The presentations of lower urinary tract symptoms in diabetic women with voiding dysfunction differed from those in control groups. Besides, the symptom index was correlated with the residual urine volume. It suggested that the higher lower urinary tact symptoms score disclose the hypocontractility of bladder and post-void residual increased in diabetic women with voiding dysfunction. In addition, the results of uroflowmetry showed the significant differences in the average of maximal flow rate of theses three groups. It means that the development of underactive detrusor in diabetic patients should be earlier more than we think. Even the diabetic patient without voiding dysfunction or symptoms had a lower maximal flow rate than normal controls. The theory about detrusor distention caused decompensation and detrusor failure may be wrong. The areas under the ROC curve of residual urine volume, lower urinary tract symptoms, and maximal flow rate showed their diagnostic performance in diabetic voiding dysfunction. This implies that the symptoms index more than 12 and a maximal flow rate below 15 ml/sec were reasonable criteria for identifying the diabetic patient with voiding dysfunction.
In the results of current perception test, we found the significant difference between the patients with and without voiding dysfunction at lower frequency in the foot. The low frequency detection thresholds correlated with tests of small fiber function, such as C fiber. It suggested that the degeneration of unmyelinated fiber in peroneal nerve would be common in diabetic patient with voiding dysfunction. In the process of lost of bladder sensation in diabetic patients, degeneration of C fiber in pelvic nerve should be important
Risk factors analysis showed the value of history taking in diagnosis of diabetic voiding dysfunction. Diabetic patients suffered from urinary symptoms, repeated urinary tract infection and had a long duration of diabetic history could be clues to indicate the existence of voiding dysfunction. The retinopathy and nephropathy are no correlation with voiding dysfunction in our study.

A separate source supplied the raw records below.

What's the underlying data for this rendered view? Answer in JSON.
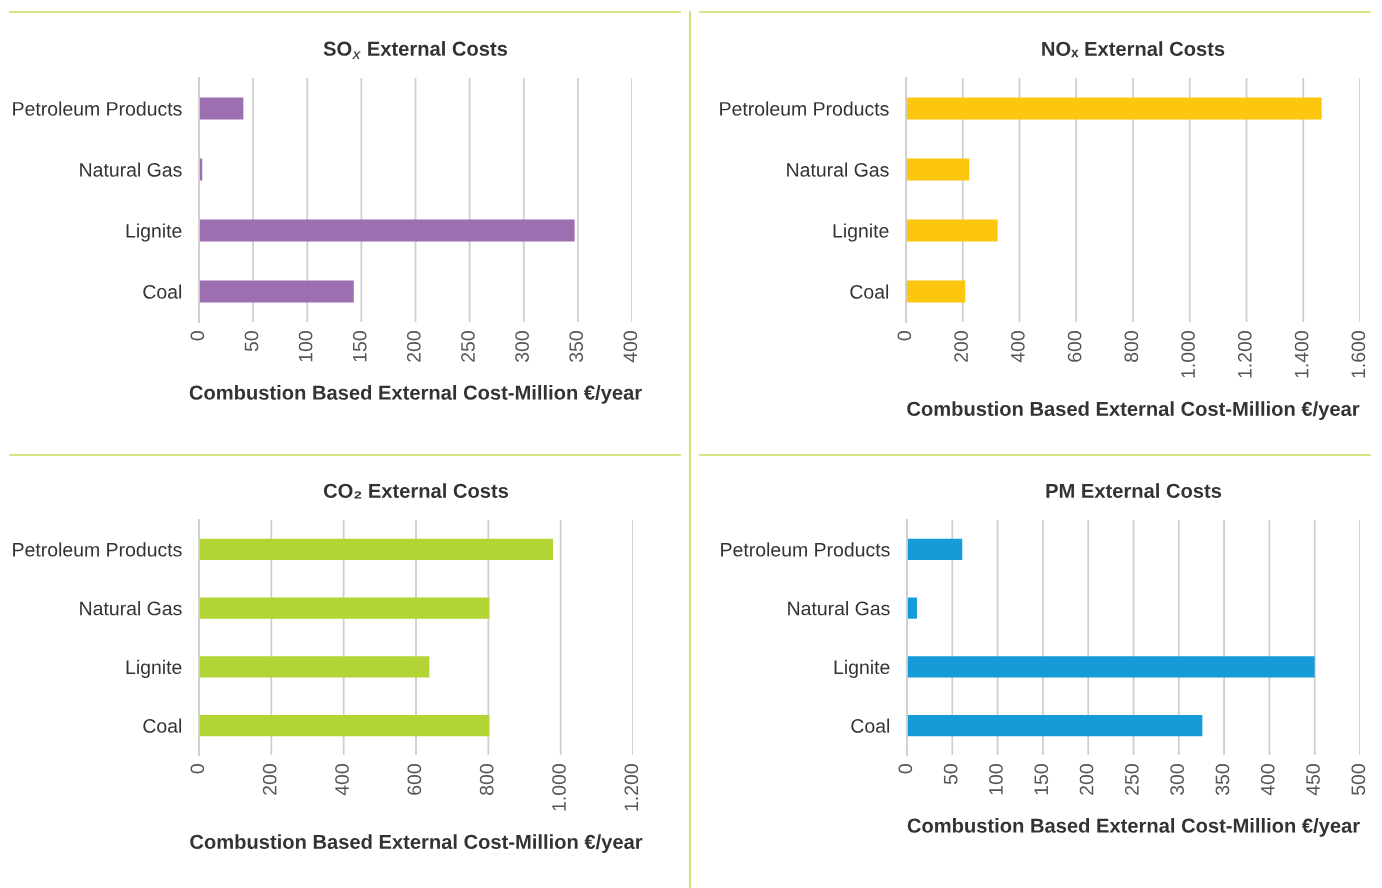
{
  "chart_data": [
    {
      "type": "bar",
      "orientation": "horizontal",
      "title": "SO$_{x}$ External Costs",
      "xlabel": "Combustion Based External Cost-Million €/year",
      "categories": [
        "Petroleum Products",
        "Natural Gas",
        "Lignite",
        "Coal"
      ],
      "values": [
        41,
        3,
        347,
        143
      ],
      "color": "#9b6fb0",
      "xlim": [
        0,
        400
      ],
      "xticks": [
        0,
        50,
        100,
        150,
        200,
        250,
        300,
        350,
        400
      ],
      "grid": "x"
    },
    {
      "type": "bar",
      "orientation": "horizontal",
      "title": "NOₓ External Costs",
      "xlabel": "Combustion Based External Cost-Million €/year",
      "categories": [
        "Petroleum Products",
        "Natural Gas",
        "Lignite",
        "Coal"
      ],
      "values": [
        1465,
        223,
        323,
        209
      ],
      "color": "#fdc60f",
      "xlim": [
        0,
        1600
      ],
      "xticks": [
        0,
        200,
        400,
        600,
        800,
        {
          "value": 1000,
          "label": "1.000"
        },
        {
          "value": 1200,
          "label": "1.200"
        },
        {
          "value": 1400,
          "label": "1.400"
        },
        {
          "value": 1600,
          "label": "1.600"
        }
      ],
      "grid": "x"
    },
    {
      "type": "bar",
      "orientation": "horizontal",
      "title": "CO₂ External Costs",
      "xlabel": "Combustion Based External Cost-Million €/year",
      "categories": [
        "Petroleum Products",
        "Natural Gas",
        "Lignite",
        "Coal"
      ],
      "values": [
        979,
        803,
        637,
        803
      ],
      "color": "#b2d435",
      "xlim": [
        0,
        1200
      ],
      "xticks": [
        0,
        200,
        400,
        600,
        800,
        {
          "value": 1000,
          "label": "1.000"
        },
        {
          "value": 1200,
          "label": "1.200"
        }
      ],
      "grid": "x"
    },
    {
      "type": "bar",
      "orientation": "horizontal",
      "title": "PM External Costs",
      "xlabel": "Combustion Based External Cost-Million €/year",
      "categories": [
        "Petroleum Products",
        "Natural Gas",
        "Lignite",
        "Coal"
      ],
      "values": [
        61,
        11,
        450,
        326
      ],
      "color": "#159bd7",
      "xlim": [
        0,
        500
      ],
      "xticks": [
        0,
        50,
        100,
        150,
        200,
        250,
        300,
        350,
        400,
        450,
        500
      ],
      "grid": "x"
    }
  ]
}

In conclusion, our data suggested that a high proportion of patients with diabetes had voiding dysfunction of various extents. The earlier occurrence of underactive detrusor plays an important role in the development of diabetic voiding dysfunction. Lower urinary tract symptom score and uroflowmetry evaluations provide a useful tool for the early detection of voiding dysfunction. Peripheral neuropathy detected by current perception test in voiding dysfunction group showed the correlation between neuropathy and voiding dysfunction. Carefully history taking is meaningful in screening of voiding dysfunction in diabetic patients.